Although August may be a better month for analysis due to December's holidays, based on both months' data, Americans are simply transferring their normal gas spending to other categories. Purchases in restaurants saw a disproportionate boost.

About one out of every five dollars' worth of new spending in 2015 went to full service restaurants, and another 8 percent went to buying fast food. On average, food services spending (excluding groceries) was about $20 higher in 2015 across both months.

Groceries, home and garden supplies and online shopping also came out ahead compared to 2014.

So what's the big deal with $20 more a month going to restaurants? Well, that's $240 a year per person, and if we multiply it by just the approximately 170 million people in the U.S. with credit cards, it adds up to almost $41 billion in spending a year. That's a significant shift in consumer spending.

If all those people decided to converge on their local Olive Garden, that extra spending would be more than five times Darden Restaurants' revenue.

According to the National Restaurant Association, American eateries have about $709 billion in sales a year, so that seemingly small increase in spending (even excluding fast food and other types of restaurants), could boost the industry as a whole by almost 6 percent, based on our back-of-the-envelope calculations.

It's interesting to note that over the last two years as the price of regular NY Harbor gasoline fell by 58 percent, the S&P Composite 1500 restaurants sub index is up 19 percent, beating the S&P 500 Index by a hefty margin of about 17 percentage points.

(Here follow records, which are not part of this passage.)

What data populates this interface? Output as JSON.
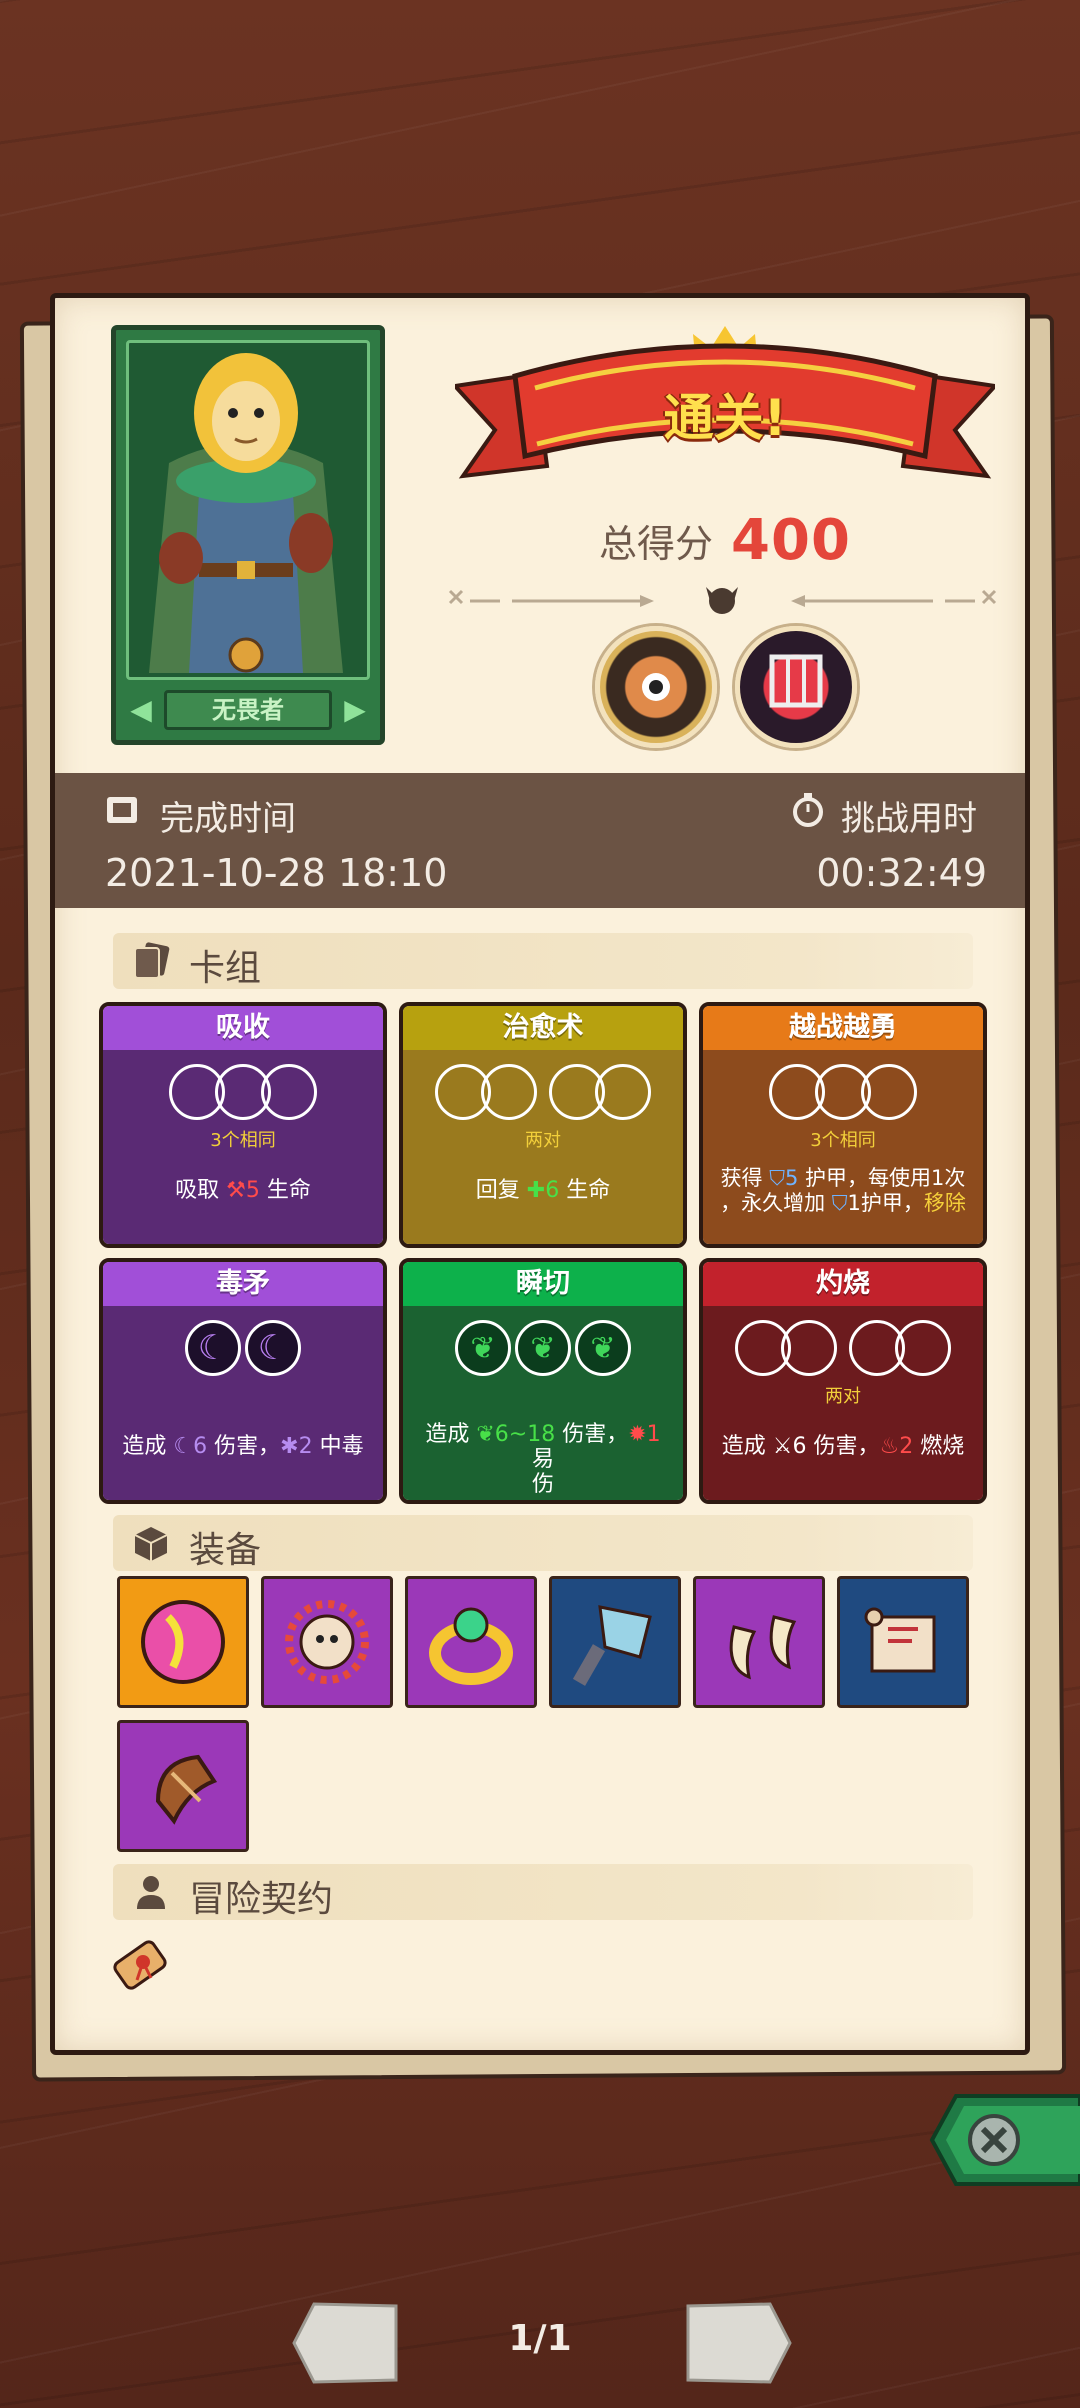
{
  "hero": {
    "name": "无畏者"
  },
  "banner": {
    "title": "通关!"
  },
  "score": {
    "label": "总得分",
    "value": "400"
  },
  "time": {
    "completion_label": "完成时间",
    "completion_value": "2021-10-28 18:10",
    "duration_label": "挑战用时",
    "duration_value": "00:32:49"
  },
  "sections": {
    "deck": "卡组",
    "equipment": "装备",
    "contract": "冒险契约"
  },
  "cards": [
    {
      "title": "吸收",
      "caption": "3个相同",
      "desc_a": "吸取 ",
      "desc_b": "5",
      "desc_c": " 生命"
    },
    {
      "title": "治愈术",
      "caption": "两对",
      "desc_a": "回复 ",
      "desc_b": "6",
      "desc_c": " 生命"
    },
    {
      "title": "越战越勇",
      "caption": "3个相同",
      "line1_a": "获得 ",
      "line1_b": "5",
      "line1_c": " 护甲，每使用1次",
      "line2_a": "，永久增加 ",
      "line2_b": "1护甲，",
      "line2_c": "移除"
    },
    {
      "title": "毒矛",
      "desc_a": "造成 ",
      "desc_b": "6",
      "desc_c": " 伤害，",
      "desc_d": "2",
      "desc_e": " 中毒"
    },
    {
      "title": "瞬切",
      "line1_a": "造成 ",
      "line1_b": "6~18",
      "line1_c": " 伤害，",
      "line1_d": "1",
      "line1_e": " 易",
      "line2": "伤"
    },
    {
      "title": "灼烧",
      "caption": "两对",
      "desc_a": "造成 ",
      "desc_b": "6",
      "desc_c": " 伤害，",
      "desc_d": "2",
      "desc_e": " 燃烧"
    }
  ],
  "pager": {
    "text": "1/1"
  },
  "colors": {
    "paper": "#fbf1dc",
    "time_bar": "#6b5344",
    "score": "#e4463a",
    "banner": "#d9342a"
  }
}
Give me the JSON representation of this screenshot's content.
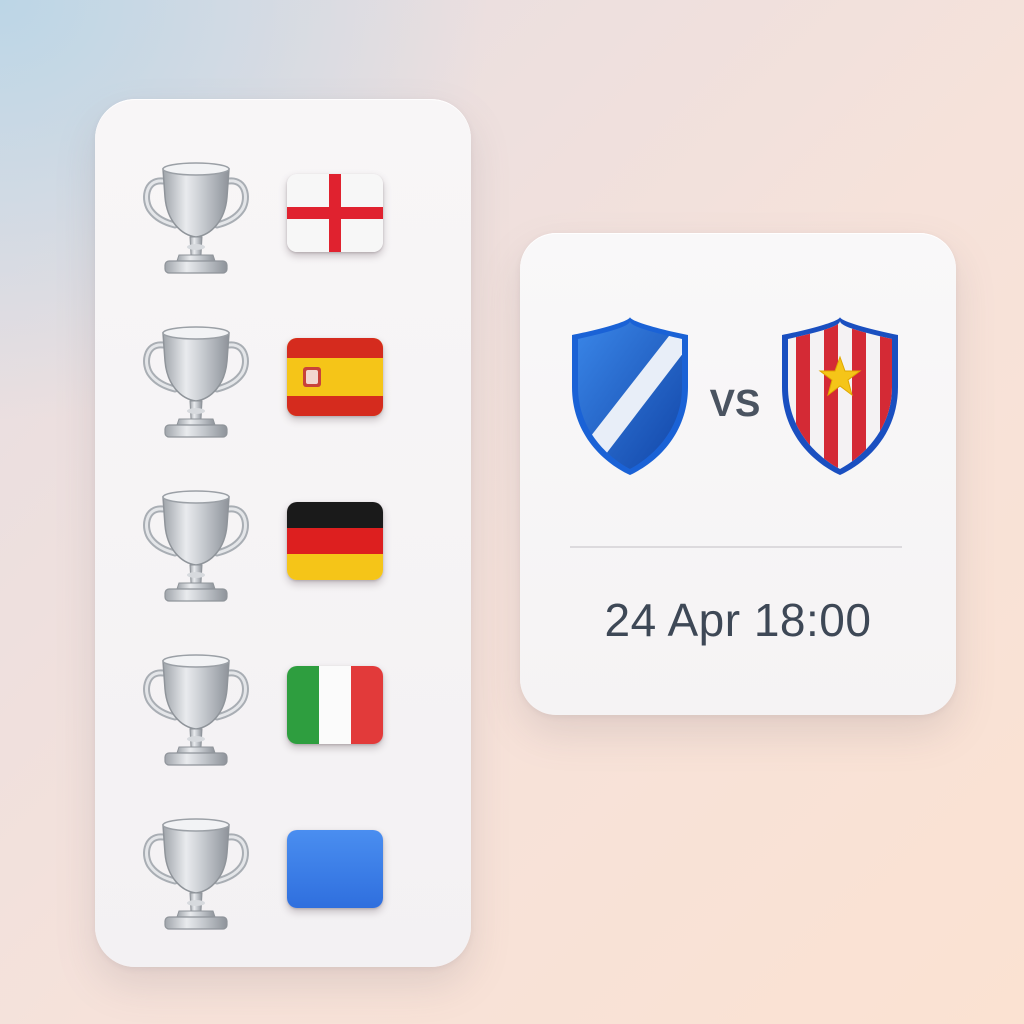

To be sure, it's hard to say how much people would have spent without gas savings or how representative the credit card data is of Americans at large. The most recent government analysis suggests that people may be saving more than half their gasoline savings.

But recent research from JPMorgan Chase says that people actually spend nearly 80 percent of their gas savings and that over half of that spending has gone to services and nondurable goods. In line with CNBC data, the JPMorgan report found that 20 percent of gas savings went to restaurants. Separate data also seems to support the connection between gas prices and restaurant spending.

So if you find yourself with a few hundred dollars at the end of the month and end up taking your loved ones to Red Lobster instead of lining your savings account, don't feel too bad—you can always just lie on the next financial survey you take.